The second JWT ACL is allowing the user to write into indices which start with its username. But the read is forbidden. Do we need to declare another ACL or explicitly list in the actions field?
Because the read on indices using user pattern is not successful, am not sure if am using id in the right way. I included id_claim in jwt_provider_1. Is this required at all?

Sireesha · July 31, 2019, 1:41pm

Using @{user} or @user in indices with or without roles in ACL is not having an effect through JWT tokens is not working. indices or kibana_indices is not declared in the ACL.The user is able to write to all indices but not read from any index.
@sscarduzio Not able to use the roles or any other custom field either. Please let me know if there is any known issue or an available fix for this.

sscarduzio · August 1, 2019, 10:19am

@Sireesha seriously, I need you to use the code button (icon is </> ) when you attach YAML or logs. Can you please edit your posts above?

Sireesha · August 1, 2019, 10:36am

@sscarduzio you can check now.

sscarduzio · August 1, 2019, 12:17pm

For as much as I understood, you could try:

   - name: "Valid JWT token with admin role"
      jwt_auth:
         name:  "jwt_provider_1"
         user: "admin"

    # THE READS WILL BE INTERCEPTED BY THIS BLOCK SO THEY GET FILTERED
    - name: "Access for a vendor to his data "  
      indices: ["@{user}_*"]
      filter: '{"bool": { "must": { "match": { "dim.vendor": "@{jwt:id}" }}}}'
      actions: ["indices:data/read/get", "indices:data/read/search"]
      jwt_auth:
         name: "jwt_provider_1"
         roles: ["vendor"]

   # THE WRITES WILL FAIL TO MATCH THE BLOCK ABOVE ("filter" ONLY MATCHES READS)
    - name: "Valid JWT token with setsight user"
      indices: ["@{user}_*"]
      jwt_auth:
         name: "jwt_provider_1"
         roles: ["admin_client"]

Sireesha · August 1, 2019, 2:17pm

@sscarduzio
When I create a token with this payload {sub: ‘setsight’, roles:“admin_client”}, I get write privileges through the first jwt ACL.

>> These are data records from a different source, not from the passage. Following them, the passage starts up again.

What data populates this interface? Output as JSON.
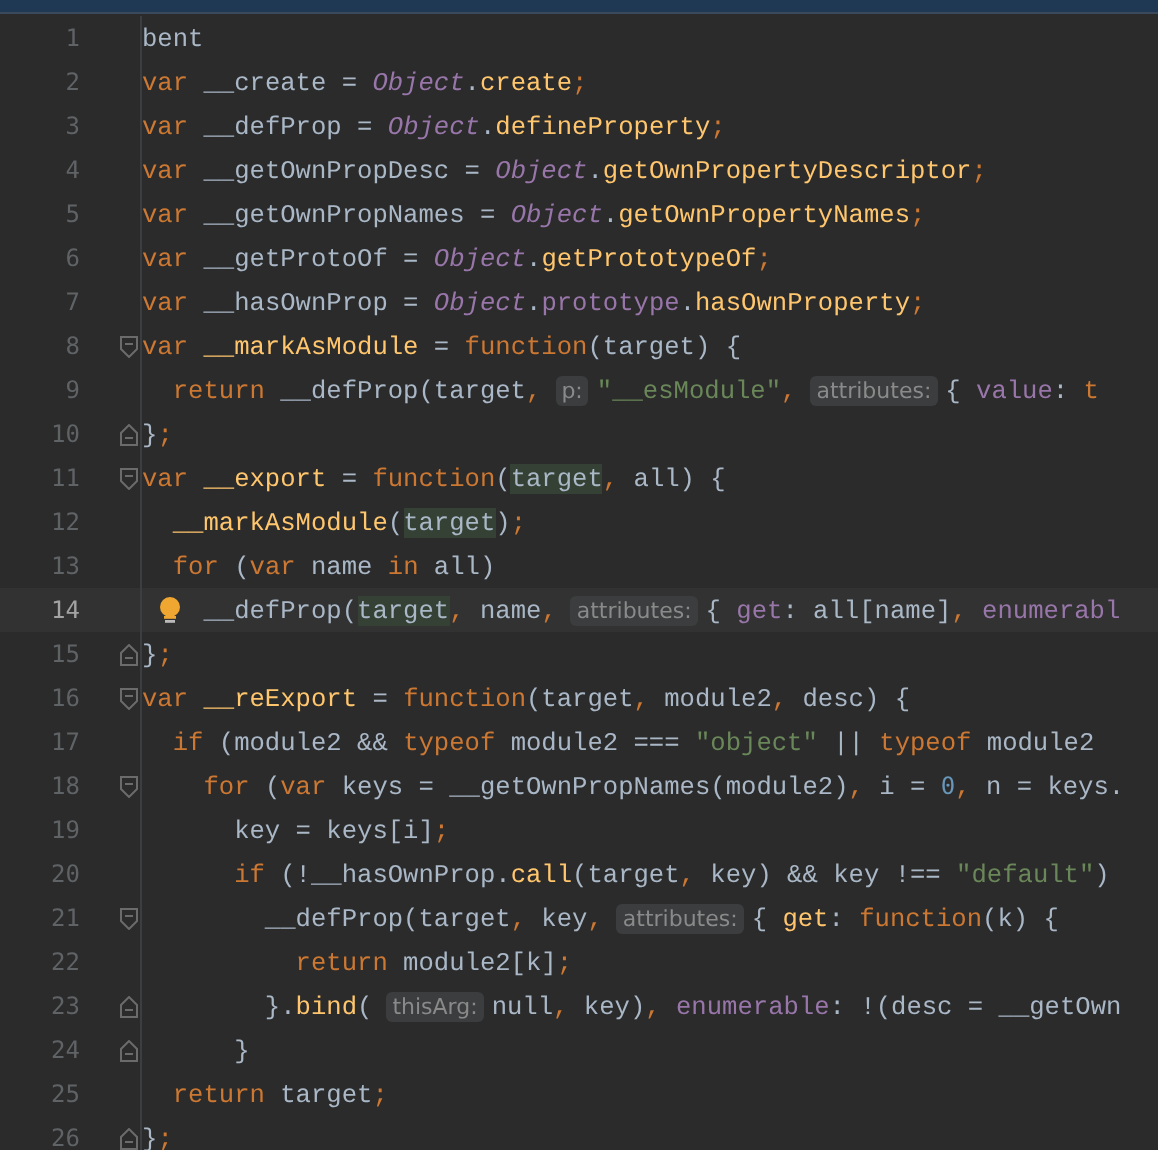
{
  "lines": [
    {
      "number": "1",
      "current": false,
      "bulb": false,
      "fold_start": false,
      "fold_end": false,
      "tokens": [
        {
          "kind": "plain",
          "text": "bent"
        }
      ]
    },
    {
      "number": "2",
      "current": false,
      "bulb": false,
      "fold_start": false,
      "fold_end": false,
      "tokens": [
        {
          "kind": "kw",
          "text": "var"
        },
        {
          "kind": "plain",
          "text": " __create = "
        },
        {
          "kind": "obj",
          "text": "Object"
        },
        {
          "kind": "plain",
          "text": "."
        },
        {
          "kind": "fn",
          "text": "create"
        },
        {
          "kind": "punct",
          "text": ";"
        }
      ]
    },
    {
      "number": "3",
      "current": false,
      "bulb": false,
      "fold_start": false,
      "fold_end": false,
      "tokens": [
        {
          "kind": "kw",
          "text": "var"
        },
        {
          "kind": "plain",
          "text": " __defProp = "
        },
        {
          "kind": "obj",
          "text": "Object"
        },
        {
          "kind": "plain",
          "text": "."
        },
        {
          "kind": "fn",
          "text": "defineProperty"
        },
        {
          "kind": "punct",
          "text": ";"
        }
      ]
    },
    {
      "number": "4",
      "current": false,
      "bulb": false,
      "fold_start": false,
      "fold_end": false,
      "tokens": [
        {
          "kind": "kw",
          "text": "var"
        },
        {
          "kind": "plain",
          "text": " __getOwnPropDesc = "
        },
        {
          "kind": "obj",
          "text": "Object"
        },
        {
          "kind": "plain",
          "text": "."
        },
        {
          "kind": "fn",
          "text": "getOwnPropertyDescriptor"
        },
        {
          "kind": "punct",
          "text": ";"
        }
      ]
    },
    {
      "number": "5",
      "current": false,
      "bulb": false,
      "fold_start": false,
      "fold_end": false,
      "tokens": [
        {
          "kind": "kw",
          "text": "var"
        },
        {
          "kind": "plain",
          "text": " __getOwnPropNames = "
        },
        {
          "kind": "obj",
          "text": "Object"
        },
        {
          "kind": "plain",
          "text": "."
        },
        {
          "kind": "fn",
          "text": "getOwnPropertyNames"
        },
        {
          "kind": "punct",
          "text": ";"
        }
      ]
    },
    {
      "number": "6",
      "current": false,
      "bulb": false,
      "fold_start": false,
      "fold_end": false,
      "tokens": [
        {
          "kind": "kw",
          "text": "var"
        },
        {
          "kind": "plain",
          "text": " __getProtoOf = "
        },
        {
          "kind": "obj",
          "text": "Object"
        },
        {
          "kind": "plain",
          "text": "."
        },
        {
          "kind": "fn",
          "text": "getPrototypeOf"
        },
        {
          "kind": "punct",
          "text": ";"
        }
      ]
    },
    {
      "number": "7",
      "current": false,
      "bulb": false,
      "fold_start": false,
      "fold_end": false,
      "tokens": [
        {
          "kind": "kw",
          "text": "var"
        },
        {
          "kind": "plain",
          "text": " __hasOwnProp = "
        },
        {
          "kind": "obj",
          "text": "Object"
        },
        {
          "kind": "plain",
          "text": "."
        },
        {
          "kind": "prop",
          "text": "prototype"
        },
        {
          "kind": "plain",
          "text": "."
        },
        {
          "kind": "fn",
          "text": "hasOwnProperty"
        },
        {
          "kind": "punct",
          "text": ";"
        }
      ]
    },
    {
      "number": "8",
      "current": false,
      "bulb": false,
      "fold_start": true,
      "fold_end": false,
      "tokens": [
        {
          "kind": "kw",
          "text": "var "
        },
        {
          "kind": "fn",
          "text": "__markAsModule"
        },
        {
          "kind": "plain",
          "text": " = "
        },
        {
          "kind": "kw",
          "text": "function"
        },
        {
          "kind": "plain",
          "text": "(target) {"
        }
      ]
    },
    {
      "number": "9",
      "current": false,
      "bulb": false,
      "fold_start": false,
      "fold_end": false,
      "tokens": [
        {
          "kind": "kw",
          "text": "  return"
        },
        {
          "kind": "plain",
          "text": " __defProp(target"
        },
        {
          "kind": "punct",
          "text": ","
        },
        {
          "kind": "hint",
          "text": "p:"
        },
        {
          "kind": "str",
          "text": "\"__esModule\""
        },
        {
          "kind": "punct",
          "text": ","
        },
        {
          "kind": "hint",
          "text": "attributes:"
        },
        {
          "kind": "plain",
          "text": "{ "
        },
        {
          "kind": "prop",
          "text": "value"
        },
        {
          "kind": "plain",
          "text": ": "
        },
        {
          "kind": "kw",
          "text": "t"
        }
      ]
    },
    {
      "number": "10",
      "current": false,
      "bulb": false,
      "fold_start": false,
      "fold_end": true,
      "tokens": [
        {
          "kind": "plain",
          "text": "}"
        },
        {
          "kind": "punct",
          "text": ";"
        }
      ]
    },
    {
      "number": "11",
      "current": false,
      "bulb": false,
      "fold_start": true,
      "fold_end": false,
      "tokens": [
        {
          "kind": "kw",
          "text": "var "
        },
        {
          "kind": "fn",
          "text": "__export"
        },
        {
          "kind": "plain",
          "text": " = "
        },
        {
          "kind": "kw",
          "text": "function"
        },
        {
          "kind": "plain",
          "text": "("
        },
        {
          "kind": "hl",
          "text": "target"
        },
        {
          "kind": "punct",
          "text": ","
        },
        {
          "kind": "plain",
          "text": " all) {"
        }
      ]
    },
    {
      "number": "12",
      "current": false,
      "bulb": false,
      "fold_start": false,
      "fold_end": false,
      "tokens": [
        {
          "kind": "fn",
          "text": "  __markAsModule"
        },
        {
          "kind": "plain",
          "text": "("
        },
        {
          "kind": "hl",
          "text": "target"
        },
        {
          "kind": "plain",
          "text": ")"
        },
        {
          "kind": "punct",
          "text": ";"
        }
      ]
    },
    {
      "number": "13",
      "current": false,
      "bulb": false,
      "fold_start": false,
      "fold_end": false,
      "tokens": [
        {
          "kind": "kw",
          "text": "  for"
        },
        {
          "kind": "plain",
          "text": " ("
        },
        {
          "kind": "kw",
          "text": "var"
        },
        {
          "kind": "plain",
          "text": " name "
        },
        {
          "kind": "kw",
          "text": "in"
        },
        {
          "kind": "plain",
          "text": " all)"
        }
      ]
    },
    {
      "number": "14",
      "current": true,
      "bulb": true,
      "fold_start": false,
      "fold_end": false,
      "tokens": [
        {
          "kind": "plain",
          "text": "    __defProp("
        },
        {
          "kind": "hl",
          "text": "target"
        },
        {
          "kind": "punct",
          "text": ","
        },
        {
          "kind": "plain",
          "text": " name"
        },
        {
          "kind": "punct",
          "text": ","
        },
        {
          "kind": "hint",
          "text": "attributes:"
        },
        {
          "kind": "plain",
          "text": "{ "
        },
        {
          "kind": "prop",
          "text": "get"
        },
        {
          "kind": "plain",
          "text": ": all[name]"
        },
        {
          "kind": "punct",
          "text": ", "
        },
        {
          "kind": "prop",
          "text": "enumerabl"
        }
      ]
    },
    {
      "number": "15",
      "current": false,
      "bulb": false,
      "fold_start": false,
      "fold_end": true,
      "tokens": [
        {
          "kind": "plain",
          "text": "}"
        },
        {
          "kind": "punct",
          "text": ";"
        }
      ]
    },
    {
      "number": "16",
      "current": false,
      "bulb": false,
      "fold_start": true,
      "fold_end": false,
      "tokens": [
        {
          "kind": "kw",
          "text": "var "
        },
        {
          "kind": "fn",
          "text": "__reExport"
        },
        {
          "kind": "plain",
          "text": " = "
        },
        {
          "kind": "kw",
          "text": "function"
        },
        {
          "kind": "plain",
          "text": "(target"
        },
        {
          "kind": "punct",
          "text": ","
        },
        {
          "kind": "plain",
          "text": " module2"
        },
        {
          "kind": "punct",
          "text": ","
        },
        {
          "kind": "plain",
          "text": " desc) {"
        }
      ]
    },
    {
      "number": "17",
      "current": false,
      "bulb": false,
      "fold_start": false,
      "fold_end": false,
      "tokens": [
        {
          "kind": "kw",
          "text": "  if"
        },
        {
          "kind": "plain",
          "text": " (module2 && "
        },
        {
          "kind": "kw",
          "text": "typeof"
        },
        {
          "kind": "plain",
          "text": " module2 === "
        },
        {
          "kind": "str",
          "text": "\"object\""
        },
        {
          "kind": "plain",
          "text": " || "
        },
        {
          "kind": "kw",
          "text": "typeof"
        },
        {
          "kind": "plain",
          "text": " module2"
        }
      ]
    },
    {
      "number": "18",
      "current": false,
      "bulb": false,
      "fold_start": true,
      "fold_end": false,
      "tokens": [
        {
          "kind": "kw",
          "text": "    for"
        },
        {
          "kind": "plain",
          "text": " ("
        },
        {
          "kind": "kw",
          "text": "var"
        },
        {
          "kind": "plain",
          "text": " keys = __getOwnPropNames(module2)"
        },
        {
          "kind": "punct",
          "text": ","
        },
        {
          "kind": "plain",
          "text": " i = "
        },
        {
          "kind": "num",
          "text": "0"
        },
        {
          "kind": "punct",
          "text": ","
        },
        {
          "kind": "plain",
          "text": " n = keys."
        }
      ]
    },
    {
      "number": "19",
      "current": false,
      "bulb": false,
      "fold_start": false,
      "fold_end": false,
      "tokens": [
        {
          "kind": "plain",
          "text": "      key = keys[i]"
        },
        {
          "kind": "punct",
          "text": ";"
        }
      ]
    },
    {
      "number": "20",
      "current": false,
      "bulb": false,
      "fold_start": false,
      "fold_end": false,
      "tokens": [
        {
          "kind": "kw",
          "text": "      if"
        },
        {
          "kind": "plain",
          "text": " (!__hasOwnProp."
        },
        {
          "kind": "fn",
          "text": "call"
        },
        {
          "kind": "plain",
          "text": "(target"
        },
        {
          "kind": "punct",
          "text": ","
        },
        {
          "kind": "plain",
          "text": " key) && key !== "
        },
        {
          "kind": "str",
          "text": "\"default\""
        },
        {
          "kind": "plain",
          "text": ")"
        }
      ]
    },
    {
      "number": "21",
      "current": false,
      "bulb": false,
      "fold_start": true,
      "fold_end": false,
      "tokens": [
        {
          "kind": "plain",
          "text": "        __defProp(target"
        },
        {
          "kind": "punct",
          "text": ","
        },
        {
          "kind": "plain",
          "text": " key"
        },
        {
          "kind": "punct",
          "text": ","
        },
        {
          "kind": "hint",
          "text": "attributes:"
        },
        {
          "kind": "plain",
          "text": "{ "
        },
        {
          "kind": "fn",
          "text": "get"
        },
        {
          "kind": "plain",
          "text": ": "
        },
        {
          "kind": "kw",
          "text": "function"
        },
        {
          "kind": "plain",
          "text": "(k) {"
        }
      ]
    },
    {
      "number": "22",
      "current": false,
      "bulb": false,
      "fold_start": false,
      "fold_end": false,
      "tokens": [
        {
          "kind": "kw",
          "text": "          return"
        },
        {
          "kind": "plain",
          "text": " module2[k]"
        },
        {
          "kind": "punct",
          "text": ";"
        }
      ]
    },
    {
      "number": "23",
      "current": false,
      "bulb": false,
      "fold_start": false,
      "fold_end": true,
      "tokens": [
        {
          "kind": "plain",
          "text": "        }."
        },
        {
          "kind": "fn",
          "text": "bind"
        },
        {
          "kind": "plain",
          "text": "("
        },
        {
          "kind": "hint",
          "text": "thisArg:"
        },
        {
          "kind": "plain",
          "text": "null"
        },
        {
          "kind": "punct",
          "text": ","
        },
        {
          "kind": "plain",
          "text": " key)"
        },
        {
          "kind": "punct",
          "text": ", "
        },
        {
          "kind": "prop",
          "text": "enumerable"
        },
        {
          "kind": "plain",
          "text": ": !(desc = __getOwn"
        }
      ]
    },
    {
      "number": "24",
      "current": false,
      "bulb": false,
      "fold_start": false,
      "fold_end": true,
      "tokens": [
        {
          "kind": "plain",
          "text": "      }"
        }
      ]
    },
    {
      "number": "25",
      "current": false,
      "bulb": false,
      "fold_start": false,
      "fold_end": false,
      "tokens": [
        {
          "kind": "kw",
          "text": "  return"
        },
        {
          "kind": "plain",
          "text": " target"
        },
        {
          "kind": "punct",
          "text": ";"
        }
      ]
    },
    {
      "number": "26",
      "current": false,
      "bulb": false,
      "fold_start": false,
      "fold_end": true,
      "tokens": [
        {
          "kind": "plain",
          "text": "}"
        },
        {
          "kind": "punct",
          "text": ";"
        }
      ]
    }
  ]
}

[2019-08-01T13:55:24,476][INFO ][t.b.r.a.l.AclLoggingDecorator] [ip] ^[[36mALLOWED by { name: 'Valid JWT token with admin role', policy: ALLOW, rules: [jwt_auth] req={ ID:530578388-1044832523#5272, TYP:IndexRequest, CGR:N/A, USR:setsight, BRS:true, KDX:null, ACT:indices:data/write/index, OA:<ip>, XFF:null, DA:<ip>, IDX:setsight_metadata, MET:PUT, PTH:/setsight_metadata/_doc/period_metric_aliases, CNT:<OMITTED, LENGTH=888.0 B> , HDR:Accept=application/json, text/plain, */*, Authorization=<OMITTED>, Connection=close, Content-Length=888, Content-Type=application/json, Host=<ip>, User-Agent=axios/0.19.0, HIS:[Valid JWT token with admin role-> RULES:[jwt_auth->true], RESOLVED:[user=setsight]]

I thought that since user is ‘admin’ in the first rule, the second rule gets applied.

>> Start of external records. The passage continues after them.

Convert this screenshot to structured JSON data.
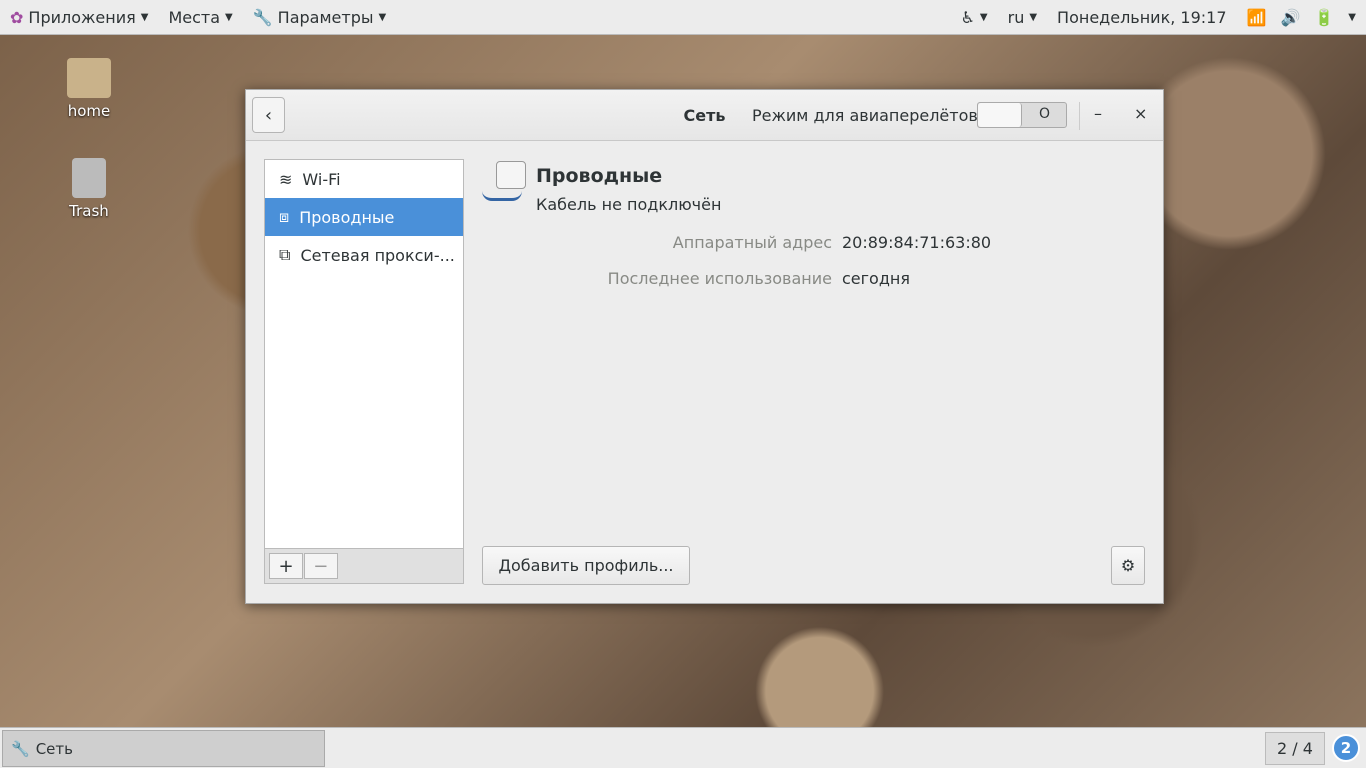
{
  "topbar": {
    "apps": "Приложения",
    "places": "Места",
    "settings": "Параметры",
    "lang": "ru",
    "clock": "Понедельник, 19:17"
  },
  "desktop": {
    "home": "home",
    "trash": "Trash"
  },
  "window": {
    "title": "Сеть",
    "airplane_label": "Режим для авиаперелётов",
    "airplane_state": "O",
    "minimize": "–",
    "close": "×",
    "sidebar": [
      {
        "label": "Wi-Fi"
      },
      {
        "label": "Проводные"
      },
      {
        "label": "Сетевая прокси-..."
      }
    ],
    "add": "+",
    "remove": "−",
    "device": {
      "name": "Проводные",
      "status": "Кабель не подключён"
    },
    "details": [
      {
        "label": "Аппаратный адрес",
        "value": "20:89:84:71:63:80"
      },
      {
        "label": "Последнее использование",
        "value": "сегодня"
      }
    ],
    "add_profile": "Добавить профиль..."
  },
  "taskbar": {
    "task": "Сеть",
    "workspace": "2 / 4",
    "badge": "2"
  }
}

Then, I removed the first rule completely, and executed the request. It was forbidden due to this.
[2019-08-01T14:13:43,454][INFO ][t.b.r.a.l.AclLoggingDecorator] [ip] ^[[35mFORBIDDEN by default req={ ID:1587389397-774997354#2583, TYP:GetRequest, CGR:N/A, USR:[user not logged], BRS:true, KDX:null, ACT:indices:data/read/get, OA:<ip>, XFF:null, DA:<ip>, IDX:setsight_metadata, MET:GET, PTH:/setsight_metadata/_doc/period_metric_aliases, CNT:<N/A>, HDR:Accept=application/json, text/plain, */*, Connection=close, Host=<ip>, User-Agent=axios/0.19.0, content-length=0, HIS:[Access for a vendor to his data -> RULES:[jwt_auth->false], RESOLVED:[]], [Valid JWT token with setsight user-> RULES:[jwt_auth->false], RESOLVED:[]], [Require HTTP Basic Auth-> RULES:[auth_key->false], RESOLVED:[]], [Setsight admin user-> RULES:[auth_key->false], RESOLVED:[]], [Setsight user-> RULES:[auth_key->false], RESOLVED:[]], [Vendor-> RULES:[auth_key->false], RESOLVED:[]], [Local host access-> RULES:[hosts->false], RESOLVED:[]] }

I expected USR:setsight instead here. Please also look at the jwt_provider declaration because the user is not being picked up from the token in some cases as shown above.

Sireesha · August 2, 2019, 9:05am

I just had to replace user with roles in the first ACL, and the rest worked as expected.